Whenever I feel the urge to sneak in a summertime day trip, my internal compass aims toward Taylors Falls. Or, rather, the area within 10 miles or so of the little St. Croix River town.
It’s only an hour-ish trip from the Twin Cities, it’s rarely overtaken by tourists, and catching a panorama of the river cutting through a valley of tree-topped sandstone bluffs alone feels worth the drive.
But Taylors Falls is more than just a pretty view. My husband and I have camped in Interstate State Park and hiked among ancient glacial potholes carved into the valley bedrock. I’ve taken my kids to nearby Fawn-Doe-Rosa to feed the animals and to Franconia Sculpture Park, where they tired themselves running the mown paths between giant sculptures. I’ve lingered with other moms at the 1956 Drive In restaurant, while our then-preteens played mini golf and the giant retro root beer mug twirled overhead. I keep coming back. Taylors Falls keeps delivering.
Last month, it was just me and a dear friend on a stolen midweek day, with the promise of a few area gems I’d yet to uncover.
Franconia revisited
Learning that my friend had not yet been to Franconia Sculpture Park made selecting the first stop easy. We left early, with full travel mugs of coffee, and took Hwy. 8 in, zipping past stops I sometimes work into the trip — the Sven Clog Factory Outlet Store, Lindstrom’s Swedish Inn, etc. I’d decided to backload the trip this time, and even the promise of Eichten’s fresh cheese curds couldn’t deter.

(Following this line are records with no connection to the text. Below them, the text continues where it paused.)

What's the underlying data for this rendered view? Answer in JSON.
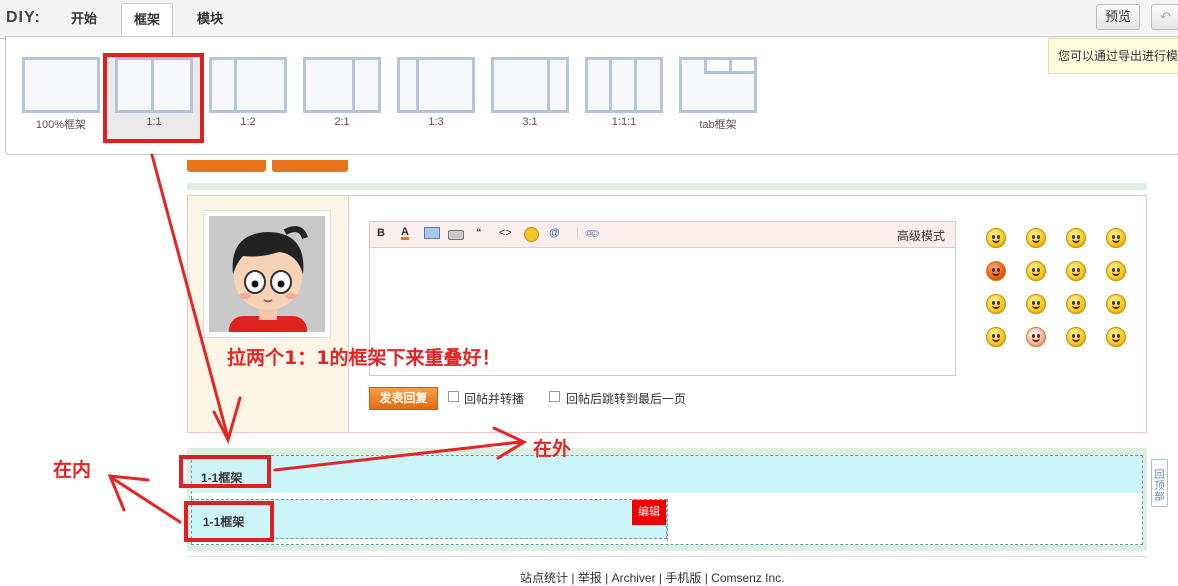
{
  "toolbar": {
    "diy_label": "DIY:",
    "tabs": [
      {
        "label": "开始"
      },
      {
        "label": "框架",
        "active": true
      },
      {
        "label": "模块"
      }
    ],
    "preview_label": "预览",
    "undo_icon": "undo-icon"
  },
  "tip_text": "您可以通过导出进行模",
  "frames": [
    {
      "label": "100%框架",
      "icon": "frame-100-icon"
    },
    {
      "label": "1:1",
      "icon": "frame-1-1-icon",
      "selected": true
    },
    {
      "label": "1:2",
      "icon": "frame-1-2-icon"
    },
    {
      "label": "2:1",
      "icon": "frame-2-1-icon"
    },
    {
      "label": "1:3",
      "icon": "frame-1-3-icon"
    },
    {
      "label": "3:1",
      "icon": "frame-3-1-icon"
    },
    {
      "label": "1:1:1",
      "icon": "frame-1-1-1-icon"
    },
    {
      "label": "tab框架",
      "icon": "frame-tab-icon"
    }
  ],
  "editor": {
    "toolbar_buttons": [
      "B",
      "A",
      "image-icon",
      "link-icon",
      "“",
      "<>",
      "smiley-icon",
      "@",
      "attach-icon"
    ],
    "advanced_mode": "高级模式"
  },
  "reply": {
    "submit_label": "发表回复",
    "option1": "回帖并转播",
    "option2": "回帖后跳转到最后一页"
  },
  "frames_in_page": {
    "outer_title": "1-1框架",
    "inner_title": "1-1框架",
    "edit_label": "编辑"
  },
  "back_to_top": "回顶部",
  "footer_text": "站点统计 | 举报 | Archiver | 手机版 | Comsenz Inc.",
  "annotations": {
    "instruction": "拉两个1：1的框架下来重叠好！",
    "outer": "在外",
    "inner": "在内"
  },
  "colors": {
    "annotation_red": "#e32525",
    "frame_cyan": "#cbf5f8",
    "submit_orange": "#e8741c"
  }
}
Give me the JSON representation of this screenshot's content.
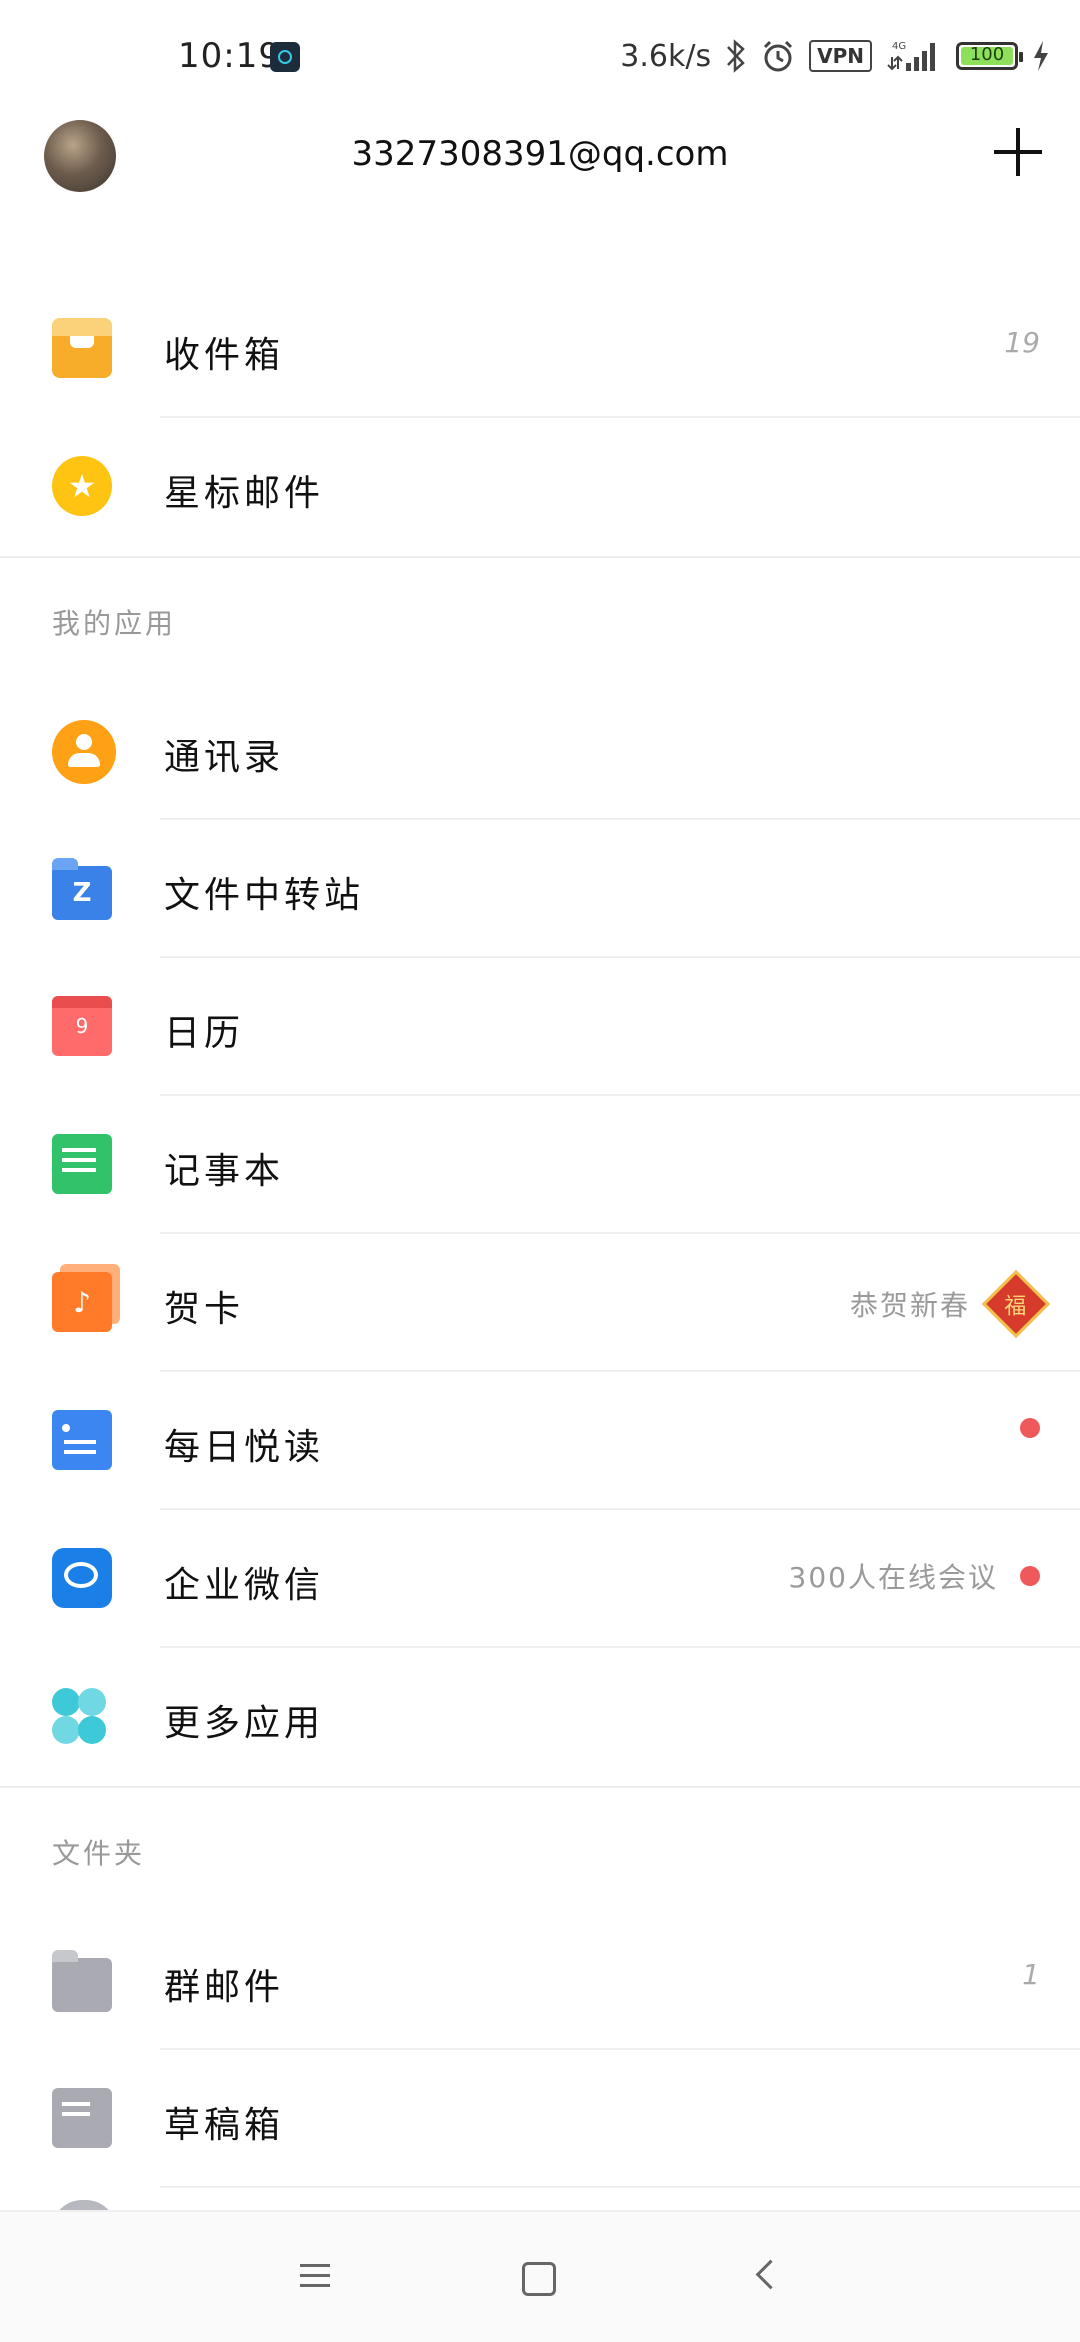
{
  "status_bar": {
    "time": "10:19",
    "network_speed": "3.6k/s",
    "vpn": "VPN",
    "network_type": "4G",
    "battery": "100"
  },
  "header": {
    "account": "3327308391@qq.com"
  },
  "mailboxes": [
    {
      "label": "收件箱",
      "count": "19",
      "icon": "inbox-icon"
    },
    {
      "label": "星标邮件",
      "icon": "star-icon"
    }
  ],
  "apps_section": {
    "title": "我的应用",
    "items": [
      {
        "label": "通讯录",
        "icon": "contacts-icon"
      },
      {
        "label": "文件中转站",
        "icon": "file-transfer-icon",
        "icon_text": "Z"
      },
      {
        "label": "日历",
        "icon": "calendar-icon",
        "icon_text": "9"
      },
      {
        "label": "记事本",
        "icon": "notepad-icon"
      },
      {
        "label": "贺卡",
        "icon": "greeting-card-icon",
        "right_text": "恭贺新春",
        "badge": "福"
      },
      {
        "label": "每日悦读",
        "icon": "daily-read-icon"
      },
      {
        "label": "企业微信",
        "icon": "wecom-icon",
        "right_text": "300人在线会议"
      },
      {
        "label": "更多应用",
        "icon": "more-apps-icon"
      }
    ]
  },
  "folders_section": {
    "title": "文件夹",
    "items": [
      {
        "label": "群邮件",
        "count": "1",
        "icon": "group-mail-folder-icon"
      },
      {
        "label": "草稿箱",
        "icon": "drafts-icon"
      }
    ]
  },
  "colors": {
    "accent_red_dot": "#f0595c",
    "inbox": "#f7ad2a",
    "star": "#ffc312",
    "contacts": "#ffa114",
    "file_transfer": "#3b82e8",
    "calendar": "#ff6b6b",
    "notepad": "#31c26a",
    "card": "#ff7a29",
    "read": "#3b86f0",
    "wecom": "#1b7fe8",
    "more": "#3ec9d8"
  }
}
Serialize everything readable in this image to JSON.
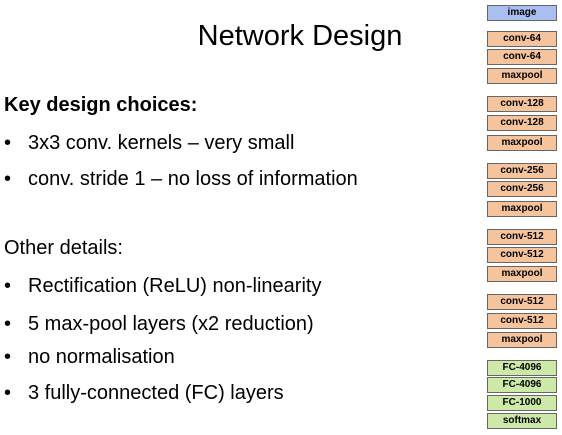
{
  "slide": {
    "title": "Network Design",
    "key_heading": "Key design choices:",
    "key_bullets": [
      "3x3 conv. kernels – very small",
      "conv. stride 1 – no loss of information"
    ],
    "other_heading": "Other details:",
    "other_bullets": [
      "Rectification (ReLU) non-linearity",
      "5 max-pool layers (x2 reduction)",
      "no normalisation",
      "3 fully-connected (FC) layers"
    ],
    "bullet_glyph": "•"
  },
  "network_diagram": {
    "colors": {
      "input": "#a9bff0",
      "conv": "#f5c49c",
      "fc": "#cde9a8"
    },
    "layers": [
      {
        "label": "image",
        "kind": "input"
      },
      {
        "label": "conv-64",
        "kind": "conv"
      },
      {
        "label": "conv-64",
        "kind": "conv"
      },
      {
        "label": "maxpool",
        "kind": "conv"
      },
      {
        "label": "conv-128",
        "kind": "conv"
      },
      {
        "label": "conv-128",
        "kind": "conv"
      },
      {
        "label": "maxpool",
        "kind": "conv"
      },
      {
        "label": "conv-256",
        "kind": "conv"
      },
      {
        "label": "conv-256",
        "kind": "conv"
      },
      {
        "label": "maxpool",
        "kind": "conv"
      },
      {
        "label": "conv-512",
        "kind": "conv"
      },
      {
        "label": "conv-512",
        "kind": "conv"
      },
      {
        "label": "maxpool",
        "kind": "conv"
      },
      {
        "label": "conv-512",
        "kind": "conv"
      },
      {
        "label": "conv-512",
        "kind": "conv"
      },
      {
        "label": "maxpool",
        "kind": "conv"
      },
      {
        "label": "FC-4096",
        "kind": "fc"
      },
      {
        "label": "FC-4096",
        "kind": "fc"
      },
      {
        "label": "FC-1000",
        "kind": "fc"
      },
      {
        "label": "softmax",
        "kind": "fc"
      }
    ]
  }
}
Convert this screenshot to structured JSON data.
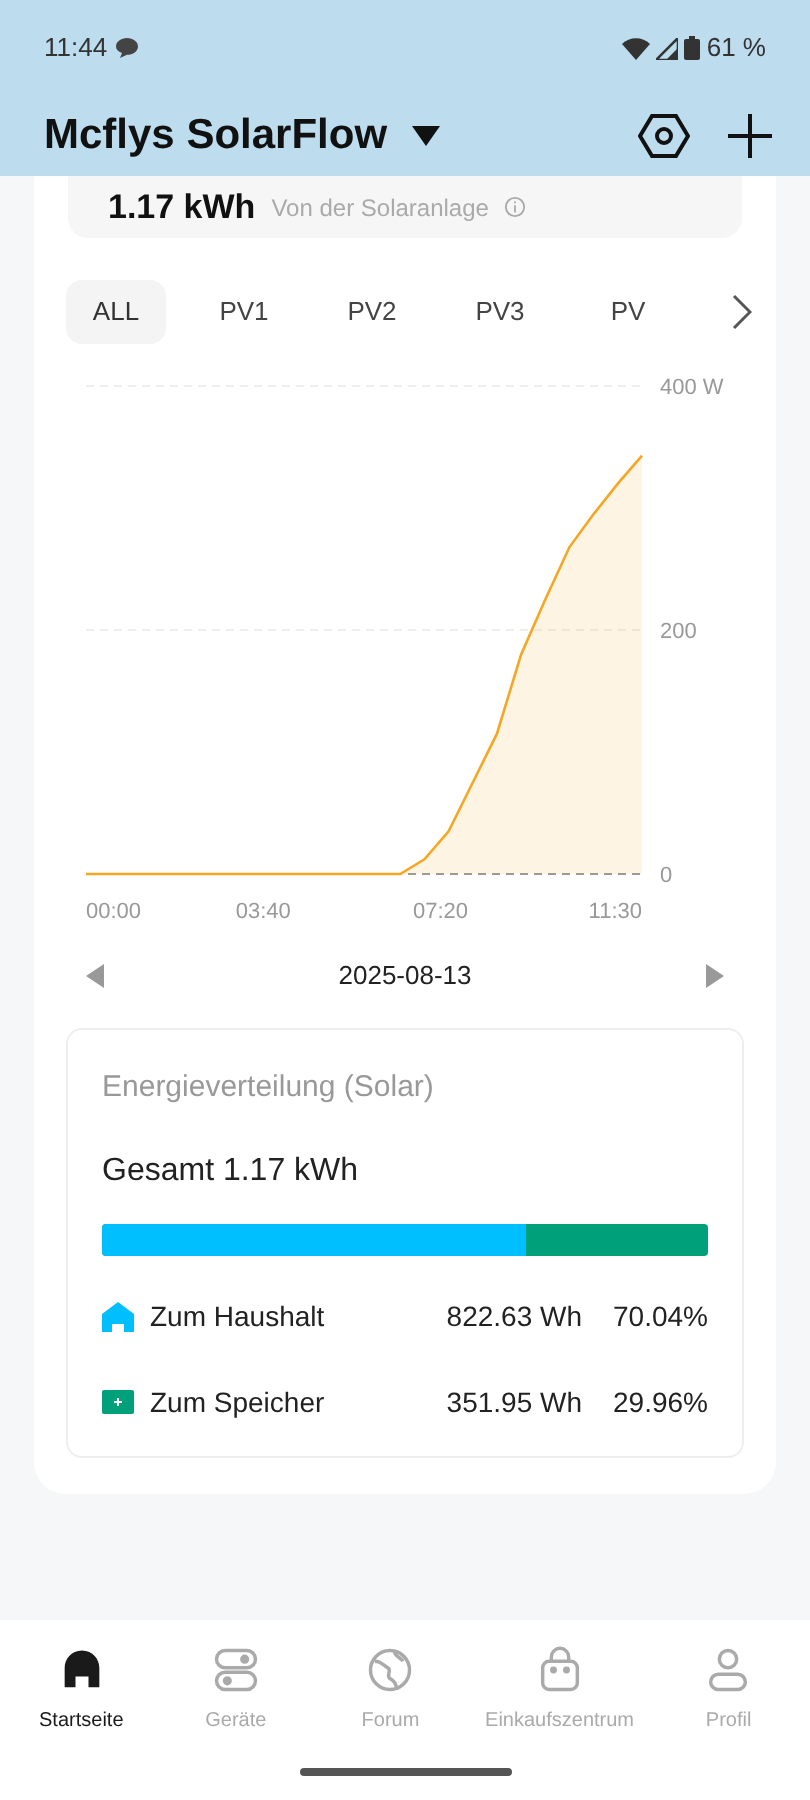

We arrived at 9:30 a.m. to an empty gravel parking lot, twice the size of the one I remembered, and a new visitors center. Well, new to me. C. Fuller Cowles, of the philanthropic publishing family, is a park founder, and he donated a family farmhouse to Franconia in 2018. Two years later, it opened as a visitors’ center and community space, classic white clapboard meeting modern window-lined museum, bearing a clear directive on its facade: Start Visit Here.
But it was a directive we had no choice but to ignore, as it wasn’t open yet. So we reverse-engineered our time, no problem, wandering in the direction of whatever massive artwork pulled our attention across 50 acres. Prairie grasses alive with birds and bees, plus puffy clouds wafting gently across a royal blue sky, played key artistic roles in the experience.
After an hour, we returned to an open visitors’ center and a parking lot that was filling up. The public space’s cement floor contrasts against the original farmhouse wood in the little gift shop, with handmade earrings and candles and roll-on oil blends, plus Franconia swag including stickers, T-shirts and kids’ coloring books. There’s a one-room gallery that hosts rotating shows, too. It’s a welcome and welcoming addition.